白く舞った埃の中で、渡しそびれた督促状に、『住人不在』と書き込み、一番下へとしまいこむ。
「やった!!ついに! つ・い・に! あと一枚だあ!!」
変わって一番上になった督促状をつかんで掲げあげ喜ぶのへ、冷めた声が指摘した。
『―― こんなに時間がかかったのって、ネイブ、君が今日までだらだらとやる気もなくこなしてきたせいじゃないですか?』
この仕事を命じられたのは、ふた月以上前のこと。
だが、男の性格を読んだ上司に、『おまえの誕生日には終わるだろ』なんて言って渡されたのだ。

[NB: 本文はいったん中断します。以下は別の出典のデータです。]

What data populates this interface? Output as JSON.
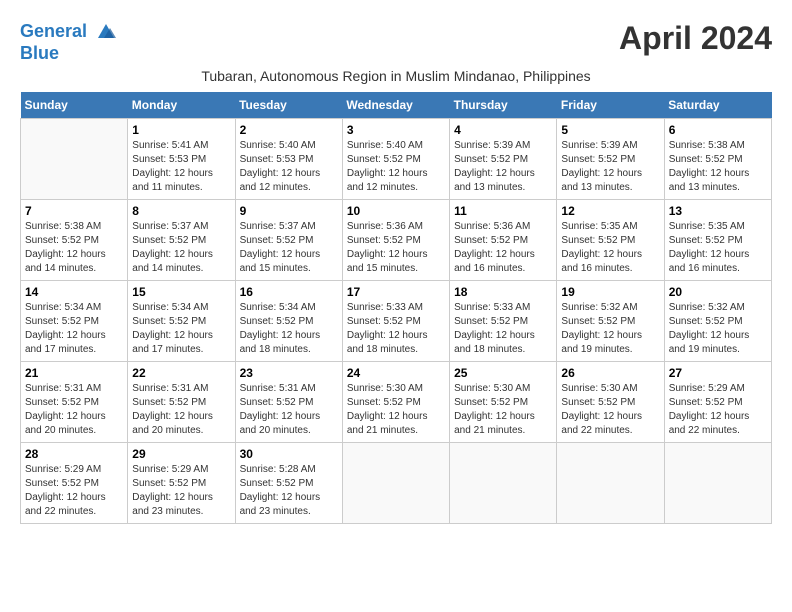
{
  "header": {
    "logo_line1": "General",
    "logo_line2": "Blue",
    "month_title": "April 2024",
    "subtitle": "Tubaran, Autonomous Region in Muslim Mindanao, Philippines"
  },
  "weekdays": [
    "Sunday",
    "Monday",
    "Tuesday",
    "Wednesday",
    "Thursday",
    "Friday",
    "Saturday"
  ],
  "weeks": [
    [
      {
        "day": "",
        "sunrise": "",
        "sunset": "",
        "daylight": ""
      },
      {
        "day": "1",
        "sunrise": "Sunrise: 5:41 AM",
        "sunset": "Sunset: 5:53 PM",
        "daylight": "Daylight: 12 hours and 11 minutes."
      },
      {
        "day": "2",
        "sunrise": "Sunrise: 5:40 AM",
        "sunset": "Sunset: 5:53 PM",
        "daylight": "Daylight: 12 hours and 12 minutes."
      },
      {
        "day": "3",
        "sunrise": "Sunrise: 5:40 AM",
        "sunset": "Sunset: 5:52 PM",
        "daylight": "Daylight: 12 hours and 12 minutes."
      },
      {
        "day": "4",
        "sunrise": "Sunrise: 5:39 AM",
        "sunset": "Sunset: 5:52 PM",
        "daylight": "Daylight: 12 hours and 13 minutes."
      },
      {
        "day": "5",
        "sunrise": "Sunrise: 5:39 AM",
        "sunset": "Sunset: 5:52 PM",
        "daylight": "Daylight: 12 hours and 13 minutes."
      },
      {
        "day": "6",
        "sunrise": "Sunrise: 5:38 AM",
        "sunset": "Sunset: 5:52 PM",
        "daylight": "Daylight: 12 hours and 13 minutes."
      }
    ],
    [
      {
        "day": "7",
        "sunrise": "Sunrise: 5:38 AM",
        "sunset": "Sunset: 5:52 PM",
        "daylight": "Daylight: 12 hours and 14 minutes."
      },
      {
        "day": "8",
        "sunrise": "Sunrise: 5:37 AM",
        "sunset": "Sunset: 5:52 PM",
        "daylight": "Daylight: 12 hours and 14 minutes."
      },
      {
        "day": "9",
        "sunrise": "Sunrise: 5:37 AM",
        "sunset": "Sunset: 5:52 PM",
        "daylight": "Daylight: 12 hours and 15 minutes."
      },
      {
        "day": "10",
        "sunrise": "Sunrise: 5:36 AM",
        "sunset": "Sunset: 5:52 PM",
        "daylight": "Daylight: 12 hours and 15 minutes."
      },
      {
        "day": "11",
        "sunrise": "Sunrise: 5:36 AM",
        "sunset": "Sunset: 5:52 PM",
        "daylight": "Daylight: 12 hours and 16 minutes."
      },
      {
        "day": "12",
        "sunrise": "Sunrise: 5:35 AM",
        "sunset": "Sunset: 5:52 PM",
        "daylight": "Daylight: 12 hours and 16 minutes."
      },
      {
        "day": "13",
        "sunrise": "Sunrise: 5:35 AM",
        "sunset": "Sunset: 5:52 PM",
        "daylight": "Daylight: 12 hours and 16 minutes."
      }
    ],
    [
      {
        "day": "14",
        "sunrise": "Sunrise: 5:34 AM",
        "sunset": "Sunset: 5:52 PM",
        "daylight": "Daylight: 12 hours and 17 minutes."
      },
      {
        "day": "15",
        "sunrise": "Sunrise: 5:34 AM",
        "sunset": "Sunset: 5:52 PM",
        "daylight": "Daylight: 12 hours and 17 minutes."
      },
      {
        "day": "16",
        "sunrise": "Sunrise: 5:34 AM",
        "sunset": "Sunset: 5:52 PM",
        "daylight": "Daylight: 12 hours and 18 minutes."
      },
      {
        "day": "17",
        "sunrise": "Sunrise: 5:33 AM",
        "sunset": "Sunset: 5:52 PM",
        "daylight": "Daylight: 12 hours and 18 minutes."
      },
      {
        "day": "18",
        "sunrise": "Sunrise: 5:33 AM",
        "sunset": "Sunset: 5:52 PM",
        "daylight": "Daylight: 12 hours and 18 minutes."
      },
      {
        "day": "19",
        "sunrise": "Sunrise: 5:32 AM",
        "sunset": "Sunset: 5:52 PM",
        "daylight": "Daylight: 12 hours and 19 minutes."
      },
      {
        "day": "20",
        "sunrise": "Sunrise: 5:32 AM",
        "sunset": "Sunset: 5:52 PM",
        "daylight": "Daylight: 12 hours and 19 minutes."
      }
    ],
    [
      {
        "day": "21",
        "sunrise": "Sunrise: 5:31 AM",
        "sunset": "Sunset: 5:52 PM",
        "daylight": "Daylight: 12 hours and 20 minutes."
      },
      {
        "day": "22",
        "sunrise": "Sunrise: 5:31 AM",
        "sunset": "Sunset: 5:52 PM",
        "daylight": "Daylight: 12 hours and 20 minutes."
      },
      {
        "day": "23",
        "sunrise": "Sunrise: 5:31 AM",
        "sunset": "Sunset: 5:52 PM",
        "daylight": "Daylight: 12 hours and 20 minutes."
      },
      {
        "day": "24",
        "sunrise": "Sunrise: 5:30 AM",
        "sunset": "Sunset: 5:52 PM",
        "daylight": "Daylight: 12 hours and 21 minutes."
      },
      {
        "day": "25",
        "sunrise": "Sunrise: 5:30 AM",
        "sunset": "Sunset: 5:52 PM",
        "daylight": "Daylight: 12 hours and 21 minutes."
      },
      {
        "day": "26",
        "sunrise": "Sunrise: 5:30 AM",
        "sunset": "Sunset: 5:52 PM",
        "daylight": "Daylight: 12 hours and 22 minutes."
      },
      {
        "day": "27",
        "sunrise": "Sunrise: 5:29 AM",
        "sunset": "Sunset: 5:52 PM",
        "daylight": "Daylight: 12 hours and 22 minutes."
      }
    ],
    [
      {
        "day": "28",
        "sunrise": "Sunrise: 5:29 AM",
        "sunset": "Sunset: 5:52 PM",
        "daylight": "Daylight: 12 hours and 22 minutes."
      },
      {
        "day": "29",
        "sunrise": "Sunrise: 5:29 AM",
        "sunset": "Sunset: 5:52 PM",
        "daylight": "Daylight: 12 hours and 23 minutes."
      },
      {
        "day": "30",
        "sunrise": "Sunrise: 5:28 AM",
        "sunset": "Sunset: 5:52 PM",
        "daylight": "Daylight: 12 hours and 23 minutes."
      },
      {
        "day": "",
        "sunrise": "",
        "sunset": "",
        "daylight": ""
      },
      {
        "day": "",
        "sunrise": "",
        "sunset": "",
        "daylight": ""
      },
      {
        "day": "",
        "sunrise": "",
        "sunset": "",
        "daylight": ""
      },
      {
        "day": "",
        "sunrise": "",
        "sunset": "",
        "daylight": ""
      }
    ]
  ]
}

当たってしまっただけに、八つ当たり気味に腹をたてている。
「だって!一人で500軒だぜ?おまえはランプの中で楽だろうがなあ、おれは、重たい督促状を500人分持ち歩きながら、地図片手に一日中、この広いグレーランドを歩き回ってんだぜ? やる気なんて持ち合わせられるかよ。 そのうえ、さがしもとめる相手はほとんど逃げた後。たとえいたとしても、強面の男とか、無視をきめこむ女とかで、渡した督促状なんて目の前で破られて投げ捨てられるだけ・・・。ひどいときにはこっちが殴られたりするんだぞ!」
『ベッドに引き込まれたときもありましたよねえ?』
「・・・あれは、まあ。ああいう得をすることも、たまにあるってだけで、税金を払ってもらえないことに、かわりはない」
帽子を被りなおし、書類をきれいに束ねなおすとコートの中に抱えなおして外に出る。
『―― あの女の滞納分、きみが払ったんですか?』
「さあ、コーニー、最後の一軒だ!気合入れていくぞお!」
ごまかすように『しゃべる』ランプを掲げ、ネイブ・シンプソンは嵐の中を突き進んだ。